She lowered her head and choked back the tears.

During the winter the Hardelots and Florents rarely saw each other, even though they were neighbours. The people of Saint-Elme had a remarkable talent for ignoring whatever they didn’t wish to know. How well they knew when to become deaf and blind. How tactfully they side-stepped anything they found unpleasant! Families could live next door to one another for twenty years and never even glance at each other. But here, at Wimereux, it was different. In their youth, Agnès’s father and Charles Hardelot had each bought property on the seafront; their chalets were adjoining. It was unfortunate, but as this was a good location, it took precedence over any other factor. They couldn’t very well ignore each other. And besides, summer was of no consequence, the Hardelots thought; it was as if their habits, their prejudices, their preconceptions were all part of their environment, their habitat. Once away from home, they became more tolerant, just as certain insects lose their sting once outside the hive. But summer was nearly over. ‘And we’ll never see each other again,’ thought Agnès. ‘He’ll get married and as for me … Anyway, does he even love me? He’s never told me he does … He knows he can’t marry me, so it wouldn’t be right,’ she thought. ‘But if he did love me, I’d follow him to the ends of the earth.’
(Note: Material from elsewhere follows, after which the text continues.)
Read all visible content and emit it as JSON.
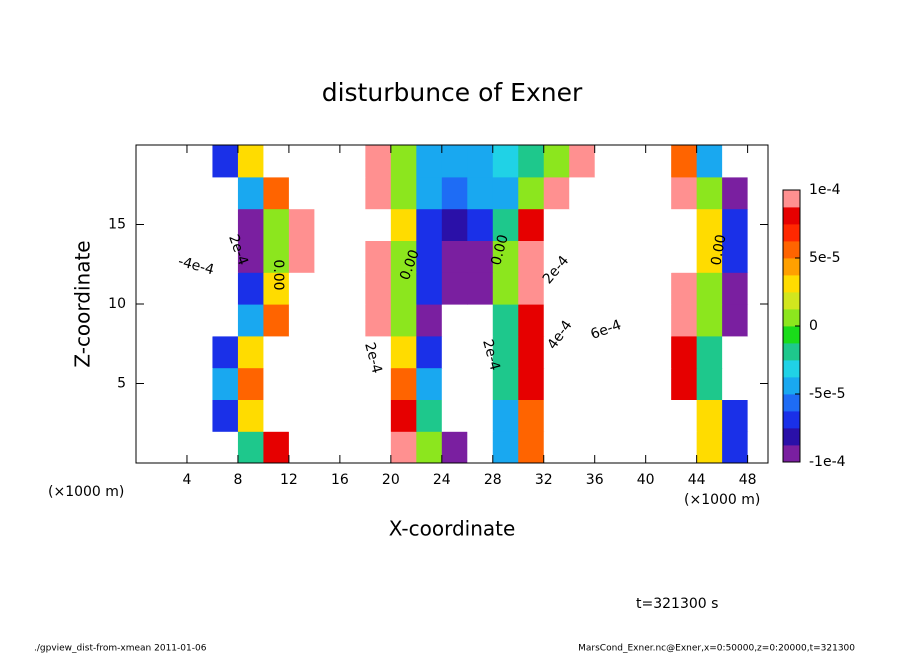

‘Look how beautiful it is,’ said Madame Florent, leaning towards her daughter.

‘Oh, yes, beautiful,’ replied Agnès, her voice trembling, seeing nothing.

A spray of shooting stars rose towards the sky, then fell back down again, lighting up the crowd; a long whistle sounded as it descended, like a jet of steam. Everyone looked up: Pierre, thin and suntanned, with his wide forehead, small mouth and light-brown moustache; Madame Hardelot, fat, soft and pale; Simone, with her heavy chin. Agnès automatically imitated the movements of the others; she had a young, thin face, pale skin and dark hair.

Flames, cornucopias, fiery wheels filled the skies. Then they went out. The night seemed even darker; the air smelled of smoke. Only one little green shooting star, as lost as an orphan, hovered for a moment in the sky before plunging at great speed towards the sand dunes. ‘Oh!’ the crowd sighed in disappointment, but then other fireworks lit up the east (a cockerel, a fountain, white at first, then tinged with silver, then with red, white and blue) and the crowd showed its joy by crying out a satisfied ‘Ah-ah-ah …’ while the wails of a child rose from the darkness.

The fountain exploded and fell silent. The last rockets disappeared into the sea. The fireworks were over. The Florents and the Hardelots set off for home. Charles Hardelot led the way. His spectacles, set low on his nose, glistened in the beam from the lighthouse. He held his shoes and socks in his hands; he had rolled his trouser legs above his knees. It was difficult to walk in the dunes unless you were barefoot; the hills and valleys of sand were constantly shifting, then re-forming, setting off fine white rivers that crunched inside stockings and ankle boots. It was a constant trial to these ladies; they walked with difficulty, grimacing, leaning against each other. Naturally, the idea of taking off their shoes would never have occurred to them, any more than the idea of removing their corsets. The young women walked alongside their mothers, in silence.